The refusal of the unions to conduct a genuine struggle against low wages and layoffs arises from their role as industrial policeman for the ruling class and capitalist parties, who see the unions as indispensable in suppressing the class struggle. Unite Here’s alliance with the Democratic Party and hotel chain management corresponds to the class position of the bureaucracy, staffed with executives like President Donald Taylor who makes $271,324 a year. The union controls assets worth over $186 million. However, this money is used to fund the salaries and perks of union officials, not support strikes by workers battling poverty wages. 

The health crisis caused by the pandemic and spiraling costs of living is fueling a rebellion against these corrupt organizations. Minnesota nurses overwhelmingly supported the call for strike action as 15,000 nurses and hospital staff began a strike this week against inadequate pay, overwhelming workloads and safety hazards. Two weeks ago, Michigan Medicine nurses voted overwhelmingly to authorize an unfair labor practices (ULP) strike, which the nurses’ unions are seeking to curtail. 
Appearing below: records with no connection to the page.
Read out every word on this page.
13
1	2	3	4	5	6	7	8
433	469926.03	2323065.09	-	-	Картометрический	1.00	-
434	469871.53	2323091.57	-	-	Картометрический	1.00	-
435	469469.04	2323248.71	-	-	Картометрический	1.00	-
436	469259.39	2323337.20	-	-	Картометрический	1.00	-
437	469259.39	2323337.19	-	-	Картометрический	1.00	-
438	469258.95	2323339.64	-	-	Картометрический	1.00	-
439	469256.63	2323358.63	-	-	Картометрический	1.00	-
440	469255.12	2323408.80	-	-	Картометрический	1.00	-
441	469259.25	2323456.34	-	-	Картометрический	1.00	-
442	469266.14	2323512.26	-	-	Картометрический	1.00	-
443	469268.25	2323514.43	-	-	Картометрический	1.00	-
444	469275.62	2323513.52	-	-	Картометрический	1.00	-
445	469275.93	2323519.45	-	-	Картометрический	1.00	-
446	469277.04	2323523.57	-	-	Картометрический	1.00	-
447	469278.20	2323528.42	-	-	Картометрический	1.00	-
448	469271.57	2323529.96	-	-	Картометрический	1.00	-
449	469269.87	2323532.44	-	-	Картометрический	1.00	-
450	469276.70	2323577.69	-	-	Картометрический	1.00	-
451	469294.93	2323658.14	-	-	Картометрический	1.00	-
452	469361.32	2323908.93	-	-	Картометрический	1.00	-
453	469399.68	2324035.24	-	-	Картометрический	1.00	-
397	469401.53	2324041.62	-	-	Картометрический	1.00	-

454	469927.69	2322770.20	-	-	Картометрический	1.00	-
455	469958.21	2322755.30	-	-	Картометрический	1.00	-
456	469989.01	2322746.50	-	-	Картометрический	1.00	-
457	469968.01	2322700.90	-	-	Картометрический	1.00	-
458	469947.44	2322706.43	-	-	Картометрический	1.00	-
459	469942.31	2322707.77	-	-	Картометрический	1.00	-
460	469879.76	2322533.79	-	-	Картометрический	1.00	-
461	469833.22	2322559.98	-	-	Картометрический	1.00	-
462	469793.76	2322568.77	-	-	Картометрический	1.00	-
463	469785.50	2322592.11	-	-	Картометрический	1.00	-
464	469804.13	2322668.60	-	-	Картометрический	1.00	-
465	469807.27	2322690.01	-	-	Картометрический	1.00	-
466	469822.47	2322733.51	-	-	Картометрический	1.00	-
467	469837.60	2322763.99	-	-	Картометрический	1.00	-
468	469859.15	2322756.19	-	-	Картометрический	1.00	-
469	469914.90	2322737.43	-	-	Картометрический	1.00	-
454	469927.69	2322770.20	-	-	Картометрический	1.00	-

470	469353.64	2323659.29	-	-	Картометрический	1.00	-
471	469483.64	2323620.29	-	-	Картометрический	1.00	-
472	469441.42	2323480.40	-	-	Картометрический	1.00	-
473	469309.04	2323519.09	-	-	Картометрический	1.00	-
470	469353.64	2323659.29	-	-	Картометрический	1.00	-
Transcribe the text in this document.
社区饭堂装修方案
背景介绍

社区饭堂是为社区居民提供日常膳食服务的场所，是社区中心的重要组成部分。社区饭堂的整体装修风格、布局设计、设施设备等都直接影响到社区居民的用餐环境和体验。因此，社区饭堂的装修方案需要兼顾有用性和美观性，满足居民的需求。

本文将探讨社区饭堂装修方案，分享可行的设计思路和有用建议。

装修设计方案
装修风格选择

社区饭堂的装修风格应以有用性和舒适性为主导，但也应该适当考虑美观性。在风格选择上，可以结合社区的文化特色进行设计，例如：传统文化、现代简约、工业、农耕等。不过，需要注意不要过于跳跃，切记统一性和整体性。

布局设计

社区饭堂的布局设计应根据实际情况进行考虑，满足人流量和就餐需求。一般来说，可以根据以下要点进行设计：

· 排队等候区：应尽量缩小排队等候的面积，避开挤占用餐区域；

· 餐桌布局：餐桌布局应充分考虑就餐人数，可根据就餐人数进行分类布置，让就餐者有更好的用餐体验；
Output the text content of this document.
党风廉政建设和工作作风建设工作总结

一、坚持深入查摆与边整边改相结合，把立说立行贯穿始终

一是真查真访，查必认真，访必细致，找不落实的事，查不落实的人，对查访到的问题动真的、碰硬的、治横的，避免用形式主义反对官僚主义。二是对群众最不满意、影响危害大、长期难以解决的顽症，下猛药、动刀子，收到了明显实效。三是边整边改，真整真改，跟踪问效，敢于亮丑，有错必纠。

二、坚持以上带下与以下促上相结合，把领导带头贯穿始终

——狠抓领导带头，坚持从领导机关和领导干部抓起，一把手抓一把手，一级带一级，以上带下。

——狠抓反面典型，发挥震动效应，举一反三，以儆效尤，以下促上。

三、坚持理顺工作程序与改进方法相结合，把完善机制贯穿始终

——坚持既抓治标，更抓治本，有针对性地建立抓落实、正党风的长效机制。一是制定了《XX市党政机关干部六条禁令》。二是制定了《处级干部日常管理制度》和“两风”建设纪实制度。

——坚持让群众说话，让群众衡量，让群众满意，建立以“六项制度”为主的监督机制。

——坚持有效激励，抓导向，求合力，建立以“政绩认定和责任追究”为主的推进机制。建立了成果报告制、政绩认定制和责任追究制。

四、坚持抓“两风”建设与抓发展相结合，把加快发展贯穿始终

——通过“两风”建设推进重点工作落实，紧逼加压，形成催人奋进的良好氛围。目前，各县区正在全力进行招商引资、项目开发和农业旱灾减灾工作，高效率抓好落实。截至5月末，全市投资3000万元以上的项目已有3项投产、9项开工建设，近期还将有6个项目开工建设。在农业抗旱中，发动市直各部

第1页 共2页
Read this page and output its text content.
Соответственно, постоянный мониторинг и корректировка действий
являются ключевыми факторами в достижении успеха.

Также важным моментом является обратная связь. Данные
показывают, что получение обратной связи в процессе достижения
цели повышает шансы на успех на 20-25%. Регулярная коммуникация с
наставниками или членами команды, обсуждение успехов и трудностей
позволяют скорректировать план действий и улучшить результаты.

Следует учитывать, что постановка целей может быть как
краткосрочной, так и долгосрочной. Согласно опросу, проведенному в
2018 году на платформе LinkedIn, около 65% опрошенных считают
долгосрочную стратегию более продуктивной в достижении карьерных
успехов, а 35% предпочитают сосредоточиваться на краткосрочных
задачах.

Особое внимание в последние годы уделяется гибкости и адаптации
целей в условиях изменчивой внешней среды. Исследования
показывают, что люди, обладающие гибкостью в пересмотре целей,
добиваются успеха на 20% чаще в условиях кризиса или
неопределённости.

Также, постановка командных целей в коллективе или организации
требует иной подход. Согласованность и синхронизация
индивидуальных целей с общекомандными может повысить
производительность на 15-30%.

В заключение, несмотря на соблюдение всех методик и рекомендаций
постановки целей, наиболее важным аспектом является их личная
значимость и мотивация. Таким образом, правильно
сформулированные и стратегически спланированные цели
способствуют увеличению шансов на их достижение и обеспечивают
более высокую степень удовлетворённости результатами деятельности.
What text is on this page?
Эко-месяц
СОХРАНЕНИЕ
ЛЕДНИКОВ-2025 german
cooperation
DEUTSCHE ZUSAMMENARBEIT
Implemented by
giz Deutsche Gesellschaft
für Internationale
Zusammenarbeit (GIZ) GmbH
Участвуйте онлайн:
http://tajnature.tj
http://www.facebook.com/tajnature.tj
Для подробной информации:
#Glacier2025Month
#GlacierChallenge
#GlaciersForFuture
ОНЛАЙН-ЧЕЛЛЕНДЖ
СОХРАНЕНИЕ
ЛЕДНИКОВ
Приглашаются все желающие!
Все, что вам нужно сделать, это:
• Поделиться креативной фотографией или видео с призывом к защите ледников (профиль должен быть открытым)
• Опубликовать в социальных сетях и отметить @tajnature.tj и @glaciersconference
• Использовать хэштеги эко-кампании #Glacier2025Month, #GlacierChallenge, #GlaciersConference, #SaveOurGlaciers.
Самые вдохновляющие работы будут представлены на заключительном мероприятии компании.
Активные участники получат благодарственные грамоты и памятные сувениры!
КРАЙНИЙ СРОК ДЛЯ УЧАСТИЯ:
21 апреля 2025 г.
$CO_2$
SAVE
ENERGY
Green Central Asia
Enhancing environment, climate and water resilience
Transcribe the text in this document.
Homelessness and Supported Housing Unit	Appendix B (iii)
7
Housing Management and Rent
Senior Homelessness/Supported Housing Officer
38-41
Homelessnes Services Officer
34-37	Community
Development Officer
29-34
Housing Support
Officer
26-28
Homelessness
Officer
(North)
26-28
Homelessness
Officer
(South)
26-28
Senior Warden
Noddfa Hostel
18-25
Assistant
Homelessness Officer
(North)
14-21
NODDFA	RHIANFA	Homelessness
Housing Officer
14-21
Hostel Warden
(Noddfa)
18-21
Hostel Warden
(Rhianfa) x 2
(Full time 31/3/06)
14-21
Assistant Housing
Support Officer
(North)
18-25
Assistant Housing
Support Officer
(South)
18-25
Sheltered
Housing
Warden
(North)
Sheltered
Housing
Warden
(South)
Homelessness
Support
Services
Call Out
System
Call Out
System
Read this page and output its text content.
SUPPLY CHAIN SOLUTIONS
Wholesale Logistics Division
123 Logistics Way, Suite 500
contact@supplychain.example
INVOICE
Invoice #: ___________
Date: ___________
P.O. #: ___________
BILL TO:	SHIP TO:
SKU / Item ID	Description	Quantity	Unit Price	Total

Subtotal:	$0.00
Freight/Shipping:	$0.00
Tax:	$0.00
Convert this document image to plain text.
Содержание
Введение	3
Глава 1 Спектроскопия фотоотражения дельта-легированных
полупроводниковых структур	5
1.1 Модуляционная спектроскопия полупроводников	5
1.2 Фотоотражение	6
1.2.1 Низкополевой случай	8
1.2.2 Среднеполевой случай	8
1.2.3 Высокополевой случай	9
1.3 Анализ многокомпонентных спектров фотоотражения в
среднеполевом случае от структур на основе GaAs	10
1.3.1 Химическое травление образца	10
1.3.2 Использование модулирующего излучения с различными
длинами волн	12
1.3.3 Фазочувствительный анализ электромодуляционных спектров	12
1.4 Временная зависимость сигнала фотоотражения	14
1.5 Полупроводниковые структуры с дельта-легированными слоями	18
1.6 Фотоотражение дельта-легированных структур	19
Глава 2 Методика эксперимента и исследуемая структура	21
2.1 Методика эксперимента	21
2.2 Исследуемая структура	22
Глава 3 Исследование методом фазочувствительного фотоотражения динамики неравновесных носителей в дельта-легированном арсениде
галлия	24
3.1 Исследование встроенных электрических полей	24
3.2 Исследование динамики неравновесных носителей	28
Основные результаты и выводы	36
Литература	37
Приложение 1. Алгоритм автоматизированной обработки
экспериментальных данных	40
Hospitality workers in South Florida must link their struggles with workers across industries both nationally and internationally in a fight to build their own independent organizations, rank-and-file committees controlled by workers and not union bureaucrats. This is central to the campaign of Will Lehman, a worker at the Mack Trucks assembly plant in Pennsylvania, who is a candidate for UAW president. Will has called for the formation of a “a mass movement of the rank and file to break the dictatorship of the UAW apparatus and bring power to the shop floor.”

At the heart of Will’s campaign is the fight to build rank-and-file committees to organize workers themselves in the auto industry as an independent power to prepare a fight against the giant companies, awash with profits, and the corporatist trade union apparatus.